With Easter coming up just around the corner, I wanted to take a look at a couple Christian films for the next couple editions. For this edition, I took a look at the moving 2016 Christian drama “Miracles from Heaven.”
Anna Beam lives with a rare, incurable disorder that leaves her unable to digest food. Despite the dire diagnosis, devoted mom Christy relentlessly searches for a way to save her beloved daughter.
Everything changes in an instant when Anna tells an amazing story of a visit to heaven after surviving a headlong tumble into a hollow tree. Her family and doctors become even more baffled when the young girl begins to show signs of recovering from her fatal condition.
Based on an incredible true story, “Miracles from Heaven” is a great Christian drama that the whole family can see together. The film’s story is incredibly moving and there are quite a few moments that will surely make you shed a tear or two or more.
The cast’s performance really helped build the film’s emotion, especially Jennifer Garner who portrays the sick girl’s mother. We follow her character throughout most of the film and also see how the mother is emotionally suffering and even begins to lose faith during the entire ordeal.
This emotional Christian drama shows us that there are also good people (friends, family, etc) around us and will always help us out when life is hard and you feel like giving up. One of the several moments that really got me is the scene where Anna’s father and her sisters are at the airport to surprise Anna and they are having trouble getting tickets due to their declined credit cards.

After overhearing from the sisters what’s going on with Anna, the airport worker still gives them the tickets, which his generosity gave them a much needed boost of hope.
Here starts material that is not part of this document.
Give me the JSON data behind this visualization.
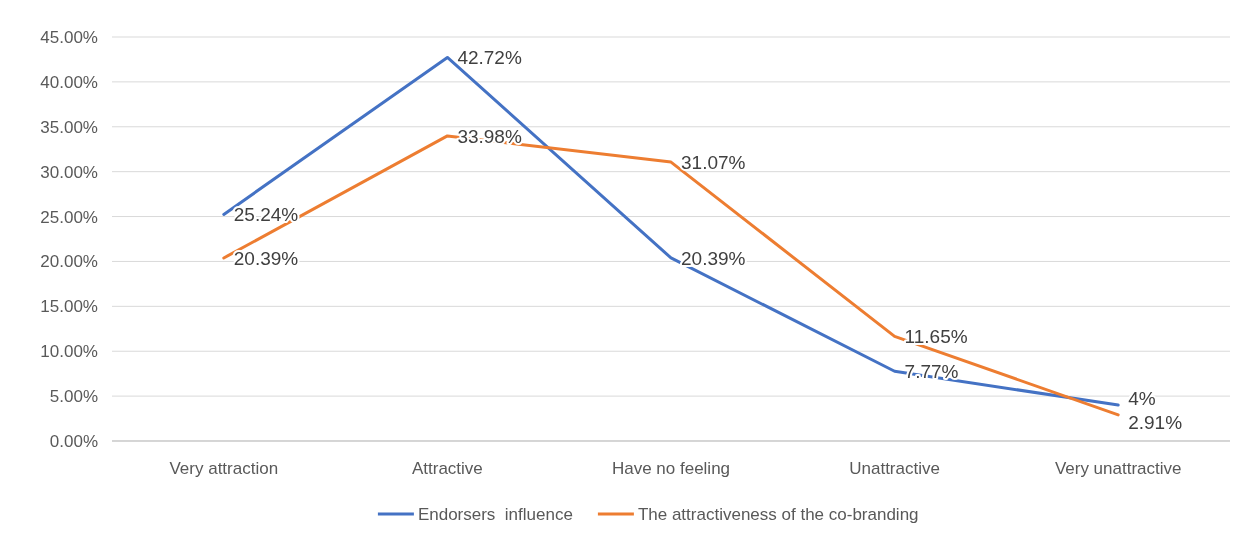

“Miracles from Heaven” is a great film to watch with the entire family. It’s very emotional and explores themes of faith, resilience and the power of belief in the face of hardship, ultimately suggesting that any miracle is God’s way of letting us know that He is present even in the darkest of times.
This film is also based on the faith-based memoir, “Miracles from Heaven: A Little Girl, Her Journey to Heaven, and Her Amazing Story of Healing.” During the final few moments before the credits, we also see the real Beam family.
MPA; PG for thematic material, including accident and medical images (running time 109 minutes)
You can find “Miracles from Heaven” at various PVOD rental services. And, for the next edition I will be taking a look at the film “The Passion of the Christ”.
In every sequence where a miracle happens, or is about to happen, a butterfly is visible.
The band Third Day appears in the film, leading worship at the Beams' church.
During the making of the film, God touched Garner's heart. She told an audience at T.D. Jakes' church 'The Potter's House' that the Beam family's faith was a big part of that transformation.
While the film is mostly accurate to the book and the real story, it is ultimately a somewhat loose adaptation.
For one, the film's structure is much more streamlined and linear, the book is not. The book frequently jumps back and forth in time, with Anna falling into the tree in the early chapters (albeit in small bits)
Moreover, many aspects of the book were heavily toned down to maintain a family friendly PG rating as Anna's condition is depicted in a much tamer way as the film omits Anna being visibly malnourished and having to undergo multiple surgeries described in somewhat graphic detail as well as having a noticeable feeding tube inserted into her collarbone.
Also, the film makes it seem as though the entire ordeal takes place over the course of a few months, but it actually took place over the course of 5 years as she was only 6 years old when she was diagnosed father than 10 as she is in the film.
The real Annabel Beam and her family are shown in the end of the film.